Тварь не шевелилась, но Лоренц чувствовал, что она следит за ним. Наблюдает за каждым движением, оценивает, взвешивает, рассматривает и изучает.
– В черном-черном-городе, за закрытыми дверями одной черной-черной комнаты, – донесся до Лоренца приглушенный мягкий голос - Писатель услышал шуршание пера по бумаге…
Интересно, как может говорить эта тварь, если у нее даже рта нет. Да и откуда взяться голосу, если это только часть его фантазии, или сна. Лоренц просто задремал, только и всего. А этот кошмар, навеянный проклятым модулем МолоХа, на самом деле, совершенно безобиден. Просто обычный морок.
– Писатель подошел к двери и перевел дух, чтобы заглянуть внутрь. Там он увидел Чернильного Человека, который написал на себе самом всю свою судьбу.
Слова неизвестного отгремели с торжеством набата. С грохотом вокруг Лоренца встали высокие каменные стены. Кирпичная кладка, сжавшая с двух сторон. Через провал крыши виднелись черные ветви Вимарга. Еще немного, и они, точно змеи, проберутся внутрь.
Лоренц рванулся, попытался вскочить, но что-то удерживало его на месте. Чернила. Бесконечные чернила, что пульсируя, словно кровь из артерии, наполняют комнату. Он отшатнулся от стола, перебарывая сам себя, вскочил на ноги и ушел в черный омут с головой. Где-то высоко-высоко над ним проплывали густые грозовые тучи. И звучал голос. Живой голос.
***
– Как бы я не любил все эти сеансы, – говорил ему Николас четвертью часа позже, наливая в высокий стакан холодный чай, – Эта штука с психокинетической комнатой – действительно, забавная.
Угу, забавнее некуда. Когда Лоренц проснулся, его голова гудела, мысли разбредались, руки и ноги затекли. Перед глазами стояло смазанное и тусклое воспоминание о громадной кирпичной стене. Все остальное, если там что-то и было, пропало бесследно.
Кому-то из испытуемых на сеансе привиделись кошмары. Одни утверждали, что видели призраков. Другие разговаривали с умершими родственниками. Корнелиус Нойман был уверен, что успел вступить с одним из духов в романтическую связь. Николь уверяла, что даже не сомкнула глаз и все, что запомнила – это пение птиц и журчание ручейка. Опыт, который никак не хотел вязаться со спиритическим сеансом и психокинетической комнатой.
– Но ты так и не увидел ничего во сне? – переспросил Лоренц, устало потирая виски, – Ни одного воспоминания?
– Ни одного, – подтвердил Николас – И разве это не замечательно?
Лоренц пожал плечами, похлопал себя по карманам в поисках сигарет. Николас ткнул его в бок.
– Зато я помню, как ты переживал насчет числа участников перед сеансом. Я же тебе говорил, что это глупая затея, верно?
– Верно, – признал Лоренц, – Только я не пойму к чему ты клонишь.
– Все семь свечей на месте, – произнес Николас доверительно, ткнув пальцем в одинокий канделябр, оставшийся на столе, – Видишь, нас как было семь резидентов, так и осталось. Никто не пропал.
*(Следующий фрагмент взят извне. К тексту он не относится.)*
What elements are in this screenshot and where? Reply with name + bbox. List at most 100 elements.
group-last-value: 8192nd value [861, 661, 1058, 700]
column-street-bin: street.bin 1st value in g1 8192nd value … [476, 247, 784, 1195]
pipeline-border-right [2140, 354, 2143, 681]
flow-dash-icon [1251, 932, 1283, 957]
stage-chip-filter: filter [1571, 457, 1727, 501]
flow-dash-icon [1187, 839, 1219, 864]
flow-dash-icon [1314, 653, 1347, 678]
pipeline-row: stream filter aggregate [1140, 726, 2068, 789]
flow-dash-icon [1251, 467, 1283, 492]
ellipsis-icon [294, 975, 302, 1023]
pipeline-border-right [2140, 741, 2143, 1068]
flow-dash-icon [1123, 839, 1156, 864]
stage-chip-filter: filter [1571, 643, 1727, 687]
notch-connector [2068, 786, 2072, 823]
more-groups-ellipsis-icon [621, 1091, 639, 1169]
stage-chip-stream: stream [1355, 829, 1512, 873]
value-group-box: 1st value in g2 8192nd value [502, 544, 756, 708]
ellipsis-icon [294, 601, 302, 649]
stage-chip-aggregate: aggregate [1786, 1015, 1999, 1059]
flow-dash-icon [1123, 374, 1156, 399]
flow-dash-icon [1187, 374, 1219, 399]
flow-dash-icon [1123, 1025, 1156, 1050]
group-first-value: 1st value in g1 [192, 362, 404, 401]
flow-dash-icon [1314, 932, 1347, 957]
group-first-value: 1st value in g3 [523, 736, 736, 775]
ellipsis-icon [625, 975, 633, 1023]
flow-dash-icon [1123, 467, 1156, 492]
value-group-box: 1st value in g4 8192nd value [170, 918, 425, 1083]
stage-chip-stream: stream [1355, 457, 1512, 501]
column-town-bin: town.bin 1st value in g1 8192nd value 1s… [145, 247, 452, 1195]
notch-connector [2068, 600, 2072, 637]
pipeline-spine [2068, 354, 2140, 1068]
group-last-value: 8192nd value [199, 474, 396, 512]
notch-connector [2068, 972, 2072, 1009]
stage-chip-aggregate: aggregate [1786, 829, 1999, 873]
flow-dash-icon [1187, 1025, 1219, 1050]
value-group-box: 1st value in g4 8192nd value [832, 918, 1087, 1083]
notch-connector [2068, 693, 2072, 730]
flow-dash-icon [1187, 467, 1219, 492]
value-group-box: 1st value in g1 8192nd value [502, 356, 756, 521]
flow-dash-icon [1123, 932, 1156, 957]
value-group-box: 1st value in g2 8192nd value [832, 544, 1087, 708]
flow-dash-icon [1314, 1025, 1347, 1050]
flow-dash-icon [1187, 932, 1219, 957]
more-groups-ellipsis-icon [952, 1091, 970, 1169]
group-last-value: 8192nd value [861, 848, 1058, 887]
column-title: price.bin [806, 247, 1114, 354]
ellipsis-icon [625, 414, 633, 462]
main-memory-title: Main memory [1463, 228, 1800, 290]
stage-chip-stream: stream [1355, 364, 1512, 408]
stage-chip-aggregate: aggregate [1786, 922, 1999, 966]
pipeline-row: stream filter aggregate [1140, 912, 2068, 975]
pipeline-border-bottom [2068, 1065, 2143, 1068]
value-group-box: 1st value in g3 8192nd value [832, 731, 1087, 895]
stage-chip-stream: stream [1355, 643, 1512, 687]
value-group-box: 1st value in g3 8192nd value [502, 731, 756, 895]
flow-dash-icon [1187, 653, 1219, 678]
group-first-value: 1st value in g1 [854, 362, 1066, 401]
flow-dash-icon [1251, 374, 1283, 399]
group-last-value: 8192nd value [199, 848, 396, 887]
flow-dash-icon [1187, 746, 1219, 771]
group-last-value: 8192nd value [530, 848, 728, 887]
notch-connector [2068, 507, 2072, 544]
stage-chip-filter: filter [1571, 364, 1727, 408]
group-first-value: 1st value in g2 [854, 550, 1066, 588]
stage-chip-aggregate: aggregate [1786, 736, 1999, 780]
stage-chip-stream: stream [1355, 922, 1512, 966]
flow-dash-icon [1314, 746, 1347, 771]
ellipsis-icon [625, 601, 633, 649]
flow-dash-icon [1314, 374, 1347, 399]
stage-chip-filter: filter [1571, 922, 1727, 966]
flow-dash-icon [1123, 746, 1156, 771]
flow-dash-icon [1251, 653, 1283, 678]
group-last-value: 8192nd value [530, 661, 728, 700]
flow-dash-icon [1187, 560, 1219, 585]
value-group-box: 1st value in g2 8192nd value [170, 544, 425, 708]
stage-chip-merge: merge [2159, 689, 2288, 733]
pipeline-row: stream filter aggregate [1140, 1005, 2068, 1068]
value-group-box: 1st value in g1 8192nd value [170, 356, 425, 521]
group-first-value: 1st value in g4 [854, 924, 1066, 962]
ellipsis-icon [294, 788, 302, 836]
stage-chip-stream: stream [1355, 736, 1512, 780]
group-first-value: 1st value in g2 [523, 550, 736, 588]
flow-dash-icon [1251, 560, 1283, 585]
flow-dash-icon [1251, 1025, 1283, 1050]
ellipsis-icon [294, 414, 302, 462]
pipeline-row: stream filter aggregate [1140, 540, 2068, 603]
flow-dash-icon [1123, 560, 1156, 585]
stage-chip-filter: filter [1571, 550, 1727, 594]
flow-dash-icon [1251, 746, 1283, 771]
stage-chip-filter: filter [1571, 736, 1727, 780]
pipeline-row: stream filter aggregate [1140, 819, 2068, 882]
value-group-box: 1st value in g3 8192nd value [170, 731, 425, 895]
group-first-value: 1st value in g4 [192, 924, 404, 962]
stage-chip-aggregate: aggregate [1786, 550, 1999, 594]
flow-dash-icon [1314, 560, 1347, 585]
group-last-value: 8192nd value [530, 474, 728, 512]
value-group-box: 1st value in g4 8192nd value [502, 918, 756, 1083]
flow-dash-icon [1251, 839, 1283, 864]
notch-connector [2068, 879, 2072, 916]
– Да, – подтвердил Лоренц, – Вижу. Как и было. Семь.
2.
Потом говорили, что дождь продолжался всю ночь. Тяжелые косые струи воды молотили по окнам, преломляли желтый свет далеких уличных фонарей, стучали по мостовой, разлетаясь прозрачными искрами. Низкое опухшее небо, нависшее над Вальдевартом, цеплялось за крыши домов, укрывало серой периной верхушки леса, катилось густыми валами, отражаясь в витражных лужах. Тусклый диск больного солнца едва проглядывал через пелену, то возникая, то исчезая, а неумолимый промозглый ветер беспощадно трепал кроны деревьев, рвал на мелкие лоскуты тяжелые облака.
Вальдеварт простыл, посерел и осунулся. Больной городок на берегу реки нехотя клонился в сон.